悲痛な叫び声をあげて、ついに顔を覆ってしまった。

その首筋が赤い。

肩に手を載せて、隙だらけの耳に顔を近づけた。

健吾くんがびくっとする。



「最初に会ったときの続き、しよ?」





「──引き返すなら今だよ、俺」

「まだぶつぶつ言ってるの、男らしくない!」



せっかくならあのときと同じホテルで、とねだって、なにやら頭の中でぐるぐる考えているらしく、ほとんど反応のなくなってしまった健吾くんを誘導して来てみたはいいものの。

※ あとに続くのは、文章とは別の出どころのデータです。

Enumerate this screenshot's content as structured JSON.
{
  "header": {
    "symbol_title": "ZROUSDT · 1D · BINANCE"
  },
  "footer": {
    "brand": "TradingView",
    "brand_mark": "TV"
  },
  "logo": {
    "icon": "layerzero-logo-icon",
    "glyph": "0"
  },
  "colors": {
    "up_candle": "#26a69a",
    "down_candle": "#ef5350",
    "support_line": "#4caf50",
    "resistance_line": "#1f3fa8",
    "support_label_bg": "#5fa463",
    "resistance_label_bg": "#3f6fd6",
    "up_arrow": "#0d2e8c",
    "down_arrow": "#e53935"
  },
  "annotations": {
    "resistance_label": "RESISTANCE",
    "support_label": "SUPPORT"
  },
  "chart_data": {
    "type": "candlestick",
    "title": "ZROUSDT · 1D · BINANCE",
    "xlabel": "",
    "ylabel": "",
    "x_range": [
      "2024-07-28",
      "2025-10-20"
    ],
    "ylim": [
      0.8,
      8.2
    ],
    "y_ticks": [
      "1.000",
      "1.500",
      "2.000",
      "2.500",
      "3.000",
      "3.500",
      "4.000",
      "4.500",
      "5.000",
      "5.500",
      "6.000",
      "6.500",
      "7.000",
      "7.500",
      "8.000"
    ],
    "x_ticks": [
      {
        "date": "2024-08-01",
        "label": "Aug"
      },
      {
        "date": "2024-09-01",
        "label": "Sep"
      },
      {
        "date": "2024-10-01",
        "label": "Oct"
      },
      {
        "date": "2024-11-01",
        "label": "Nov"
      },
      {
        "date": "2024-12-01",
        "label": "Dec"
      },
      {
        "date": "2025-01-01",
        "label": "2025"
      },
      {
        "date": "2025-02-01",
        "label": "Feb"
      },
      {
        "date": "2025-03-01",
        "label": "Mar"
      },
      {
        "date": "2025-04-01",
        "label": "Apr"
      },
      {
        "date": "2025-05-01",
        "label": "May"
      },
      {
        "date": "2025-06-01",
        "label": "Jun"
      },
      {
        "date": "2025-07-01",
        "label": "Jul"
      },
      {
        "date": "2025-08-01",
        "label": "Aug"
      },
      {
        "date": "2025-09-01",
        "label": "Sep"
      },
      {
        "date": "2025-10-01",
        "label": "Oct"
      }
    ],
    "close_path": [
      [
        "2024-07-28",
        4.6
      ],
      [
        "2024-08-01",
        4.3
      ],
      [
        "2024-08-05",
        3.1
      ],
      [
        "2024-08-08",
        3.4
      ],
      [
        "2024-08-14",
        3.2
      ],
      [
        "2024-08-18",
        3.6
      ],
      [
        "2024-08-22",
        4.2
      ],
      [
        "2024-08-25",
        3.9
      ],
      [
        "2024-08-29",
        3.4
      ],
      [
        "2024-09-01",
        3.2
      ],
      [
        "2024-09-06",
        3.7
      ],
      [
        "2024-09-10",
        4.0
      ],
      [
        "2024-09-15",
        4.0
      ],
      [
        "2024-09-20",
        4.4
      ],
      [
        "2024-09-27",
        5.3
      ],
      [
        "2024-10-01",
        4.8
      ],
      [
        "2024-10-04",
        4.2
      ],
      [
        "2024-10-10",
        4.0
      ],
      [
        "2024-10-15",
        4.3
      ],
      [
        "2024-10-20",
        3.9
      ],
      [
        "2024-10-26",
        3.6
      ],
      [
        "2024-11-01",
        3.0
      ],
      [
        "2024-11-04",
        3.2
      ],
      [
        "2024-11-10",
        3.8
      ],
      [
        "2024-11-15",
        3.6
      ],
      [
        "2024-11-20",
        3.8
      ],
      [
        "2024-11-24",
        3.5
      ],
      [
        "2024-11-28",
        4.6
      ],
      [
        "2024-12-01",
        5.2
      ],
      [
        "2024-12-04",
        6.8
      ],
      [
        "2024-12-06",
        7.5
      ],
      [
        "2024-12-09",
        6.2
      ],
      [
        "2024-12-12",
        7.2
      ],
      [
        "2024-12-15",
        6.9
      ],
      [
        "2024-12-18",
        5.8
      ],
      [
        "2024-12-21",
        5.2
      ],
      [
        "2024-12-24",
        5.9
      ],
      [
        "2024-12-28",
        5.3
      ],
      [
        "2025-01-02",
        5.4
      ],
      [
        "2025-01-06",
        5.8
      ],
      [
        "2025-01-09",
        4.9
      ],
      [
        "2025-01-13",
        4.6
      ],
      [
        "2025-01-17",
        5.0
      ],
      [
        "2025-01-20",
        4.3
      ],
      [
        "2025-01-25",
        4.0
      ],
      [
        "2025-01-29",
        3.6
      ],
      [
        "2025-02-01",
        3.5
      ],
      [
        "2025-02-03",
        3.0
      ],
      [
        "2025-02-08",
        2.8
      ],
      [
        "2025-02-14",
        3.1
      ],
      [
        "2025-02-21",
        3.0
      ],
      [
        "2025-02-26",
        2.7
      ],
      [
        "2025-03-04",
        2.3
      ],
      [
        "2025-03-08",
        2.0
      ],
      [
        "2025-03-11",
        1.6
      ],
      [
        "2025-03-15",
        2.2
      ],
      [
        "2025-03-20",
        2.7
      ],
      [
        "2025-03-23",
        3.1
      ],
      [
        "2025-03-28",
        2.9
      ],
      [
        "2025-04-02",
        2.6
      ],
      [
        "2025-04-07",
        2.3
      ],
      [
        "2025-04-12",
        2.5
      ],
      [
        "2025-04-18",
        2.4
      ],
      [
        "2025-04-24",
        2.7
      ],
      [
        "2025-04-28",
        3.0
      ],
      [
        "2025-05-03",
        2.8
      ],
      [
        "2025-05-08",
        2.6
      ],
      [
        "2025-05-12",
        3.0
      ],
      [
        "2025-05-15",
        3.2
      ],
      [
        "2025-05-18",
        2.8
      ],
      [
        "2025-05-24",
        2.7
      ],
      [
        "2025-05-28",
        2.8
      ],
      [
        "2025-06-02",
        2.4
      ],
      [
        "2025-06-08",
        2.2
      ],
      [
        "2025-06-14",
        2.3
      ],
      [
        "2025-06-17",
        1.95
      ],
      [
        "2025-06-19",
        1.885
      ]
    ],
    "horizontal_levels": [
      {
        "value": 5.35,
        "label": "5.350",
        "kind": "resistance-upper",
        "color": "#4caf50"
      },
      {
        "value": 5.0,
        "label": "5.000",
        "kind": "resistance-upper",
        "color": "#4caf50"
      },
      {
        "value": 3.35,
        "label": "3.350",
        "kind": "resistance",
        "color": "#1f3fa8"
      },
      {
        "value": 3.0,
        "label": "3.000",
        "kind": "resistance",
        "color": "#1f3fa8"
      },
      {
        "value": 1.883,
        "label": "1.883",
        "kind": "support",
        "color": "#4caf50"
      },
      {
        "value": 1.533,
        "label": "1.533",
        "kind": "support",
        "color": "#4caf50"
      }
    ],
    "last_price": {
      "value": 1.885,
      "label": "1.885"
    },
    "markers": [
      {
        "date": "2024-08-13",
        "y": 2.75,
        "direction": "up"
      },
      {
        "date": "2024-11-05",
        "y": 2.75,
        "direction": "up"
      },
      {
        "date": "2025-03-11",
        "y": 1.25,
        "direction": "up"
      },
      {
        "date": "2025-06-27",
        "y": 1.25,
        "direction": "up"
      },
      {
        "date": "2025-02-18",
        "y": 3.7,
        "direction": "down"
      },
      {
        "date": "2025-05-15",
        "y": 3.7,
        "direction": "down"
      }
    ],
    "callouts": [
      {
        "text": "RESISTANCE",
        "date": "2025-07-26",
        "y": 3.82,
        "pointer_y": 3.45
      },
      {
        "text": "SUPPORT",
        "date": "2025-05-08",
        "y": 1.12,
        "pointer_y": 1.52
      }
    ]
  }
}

不自然に暗い駐車場に車を入れたところで、健吾くんはハンドルに突っ伏してしまった。

ねえ、とわき腹をつつくと、じろっと横目でにらまれる。



「言っとくけど、兄貴にばれたとき、俺がかろうじて堂々としていられたのは、この自制心があったおかげなんだからな…」

「わかったよ、でももうその一件は終わったんだし、いいじゃん」

「終わってねーよ」

「え、そうなの?」



男同士でわかり合ったんじゃないの?



「郁が卒業したら、ちゃんと挨拶に行こうと思ってたの」

「えっ、来てくれるの、嬉しい」

「だから、そのときに後ろめたかったら、会いづらいだろ」

「そんなの、私がお兄ちゃんに健吾くんとの出会いを説明したら、後ろめたいどころじゃなくなるよ、どうせ」

「言うなよ、絶対!」

「言わないから、早く入ろ」



ほら、と私が車を降りると、あからさまに渋々な態度で一緒に来てくれる。



「同じ部屋、あいてるかなあ」

「俺、あのときのことはほんと、思い出したくないんだけど…」

「あいてた!」

「まじか」



私はパネルのボタンを押して、出てきた鍵を持って意気揚々とエレベーターに向かった。

部屋は懐かしかった。

全然変わっていない、シックな家具に落ち着いた照明。

大喜びで部屋に入った私と違い、健吾くんは入り口のあたりから動かず、困ったような微笑みを向けてきた。